Fin dalla nascita, l’essere umano è inserito in una dimensione comunitaria che ne avvolge i genitori, il nucleo familiare e gli affetti più cari. Crescendo, l’individuo si interfaccia con i propri simili nella scuola e nella società, guidato dai valori assimilati, dalla percezione di sé e dal senso del vivere civile. Questa fase iniziale appare tuttavia sempre più priva di una socialità reale e autentica: ci si ritrova immersi in una gioventù iperconnessa, dove relazioni e comunicazione si consumano nel virtuale. Se da un lato questo mutamento accorcia le distanze, dall’altro cancella la poesia del passato — quando si attendeva con emozione la lettera del congiunto o dell’amata recapitata dal postino —, segnando una trasformazione profonda della quotidianità. In tale scenario, anche la famiglia perde stabilità: molti nuclei si formano rapidamente sull’onda di fragili affetti per poi disgregarsi alle prime difficoltà, lasciando che i figli, spesso in tenera età, subiscano problematiche superiori alle loro capacità emotive. Eppure, amare richiede l’accoglienza dei lati oscuri dell’altro; nella condivisione, queste fragilità vanno armonizzate per permettere l’espressione del sentimento più elevato: la capacità di donarsi.

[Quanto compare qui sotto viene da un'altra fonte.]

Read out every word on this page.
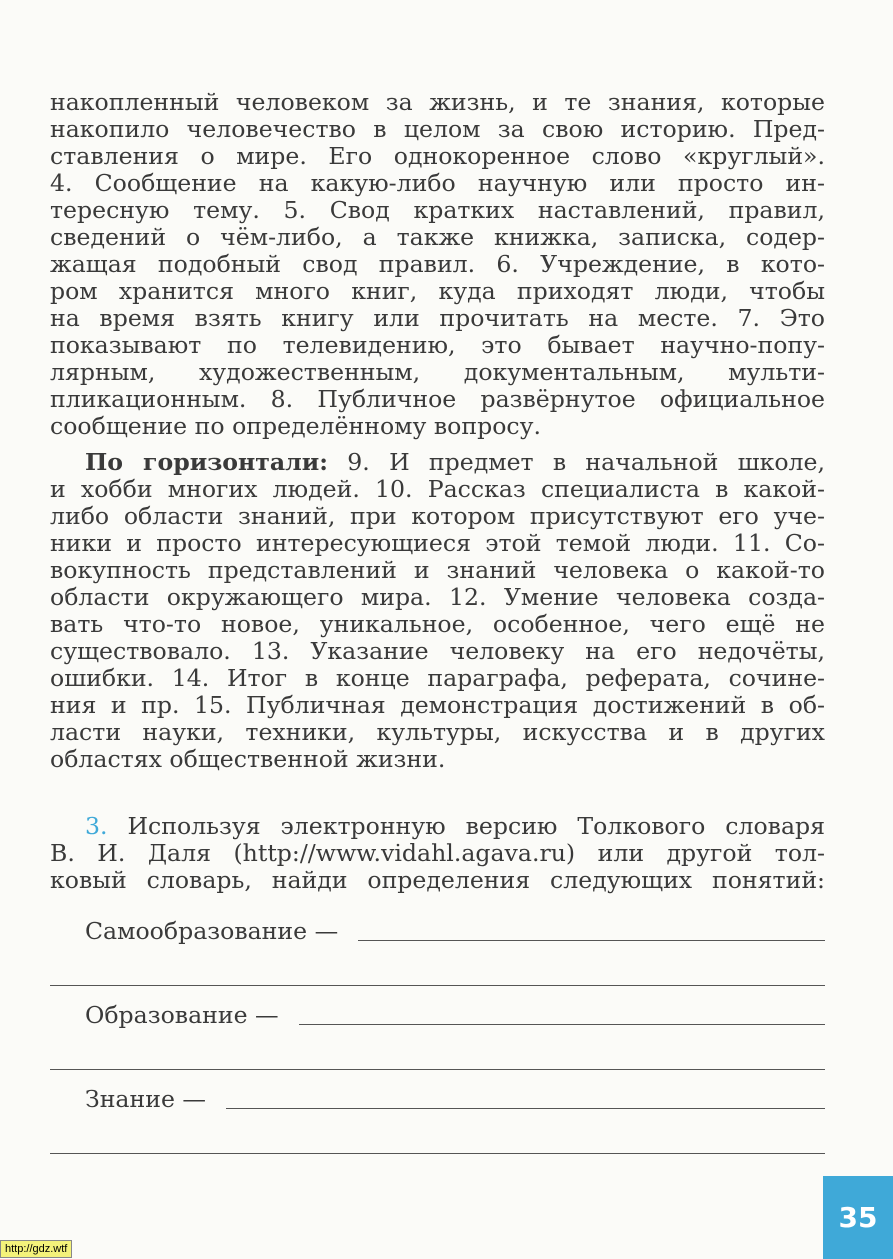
накопленный человеком за жизнь, и те знания, которые
накопило человечество в целом за свою историю. Пред-
ставления о мире. Его однокоренное слово «круглый».
4. Сообщение на какую-либо научную или просто ин-
тересную тему. 5. Свод кратких наставлений, правил,
сведений о чём-либо, а также книжка, записка, содер-
жащая подобный свод правил. 6. Учреждение, в кото-
ром хранится много книг, куда приходят люди, чтобы
на время взять книгу или прочитать на месте. 7. Это
показывают по телевидению, это бывает научно-попу-
лярным, художественным, документальным, мульти-
пликационным. 8. Публичное развёрнутое официальное
сообщение по определённому вопросу.
По горизонтали: 9. И предмет в начальной школе,
и хобби многих людей. 10. Рассказ специалиста в какой-
либо области знаний, при котором присутствуют его уче-
ники и просто интересующиеся этой темой люди. 11. Со-
вокупность представлений и знаний человека о какой-то
области окружающего мира. 12. Умение человека созда-
вать что-то новое, уникальное, особенное, чего ещё не
существовало. 13. Указание человеку на его недочёты,
ошибки. 14. Итог в конце параграфа, реферата, сочине-
ния и пр. 15. Публичная демонстрация достижений в об-
ласти науки, техники, культуры, искусства и в других
областях общественной жизни.
3. Используя электронную версию Толкового словаря
В. И. Даля (http://www.vidahl.agava.ru) или другой тол-
ковый словарь, найди определения следующих понятий:
Самообразование —
Образование —
Знание —
35
http://gdz.wtf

Sul piano pubblico, fare comunità non significa cercare le proprie comodità, né usare il collettivo per ottenere una rappresentanza democratica da ignorare subito dopo; significa semmai ricercare il proprio io nel gruppo per chiedersi quale sia il proprio compito, tracciando insieme una linea in cui tutti siamo nessuno. Il popolo deve superare la rassegnazione e trovare nella partecipazione uno stimolo di crescita personale e professionale: abbandonare l’individualismo è il fondamento per costruire relazioni, specie oggi che si tende alla chiusura anziché al dialogo. Nelle comunità pesano però sistemi di potere trasversali che alterano la sostanza democratica e il rispetto delle norme, violando la deontologia per inseguire logiche di partito o appartenenze “parrocchiali” che indeboliscono una civiltà già precaria. Questo scenario non va confuso con le criticità storiche intrinseche alla natura umana — come la prostituzione e i malesseri sociali che, impossibili da eradicare del tutto, la saggezza popolare fotografa da sempre con proverbi come “Bacco, tabacco e Venere riducono l’uomo in cenere” o “Tira più un pelo di donna che una mandria di buoi“. Tuttavia, quando tali condotte opportunistiche si riflettono sulle istituzioni, offrono modelli negativi ai giovani e contrastano con una corretta pedagogia della convivenza. Il cambiamento richiede quindi un’immersione profonda nella vita sociale e ordinistica: l’orizzonte cambia solo se partecipiamo attivamente, diventando protagonisti non più soltanto nel momento del voto, ma in ogni piega della nostra quotidianità. Altrimenti, cedere alla critica sterile o al lamento continuo diventa fin troppo facile.
Per questo, assumere la rappresentanza di una categoria non costituisce uno status di privilegio, ma comporta il camminare insieme agli altri, scendendo dai piedistalli. Diventa fondamentale passare ogni giorno dalla scrivania alla corsia, o nei luoghi in cui si affrontano le concrete fatiche del lavoro, evitando di imporre dall’alto decisioni calate nel vuoto: solo una presenza costante permette di comprendere le reali e complesse problematiche degli iscritti. Una riflessione analoga riguarda i giovani amministratori, trentenni o quarantenni, alla guida delle istituzioni locali. Pur animati da buona volontà, essi affrontano responsabilità enormi senza un adeguato supporto istituzionale. Indossare la fascia tricolore significa farsi carico delle emergenze sociali ed economiche dell’ultimo anello della società civile, situazioni che richiederebbero un costante coordinamento tra i diversi livelli dello Stato; spesso, invece, i sindaci sono lasciati soli di fronte a cittadini che chiedono salute, lavoro e dignità. In questo isolamento, l’azione amministrativa rischia di privilegiare eventi ludici o celebrativi, trascurando nodi strutturali come la sanità, la pianificazione del territorio, la viabilità e la coesione sociale. Sarebbe invece auspicabile sostenere concretamente l’associazionismo e le realtà aggregative, oggi frenate dalla mancanza di sedi e risorse. La democrazia, in fondo, è proprio la capacità di percepire il respiro degli altri e di riconoscerne i bisogni, affinché ogni voce si senta partecipe di uno Stato di diritto realmente presente e vicino ai cittadini.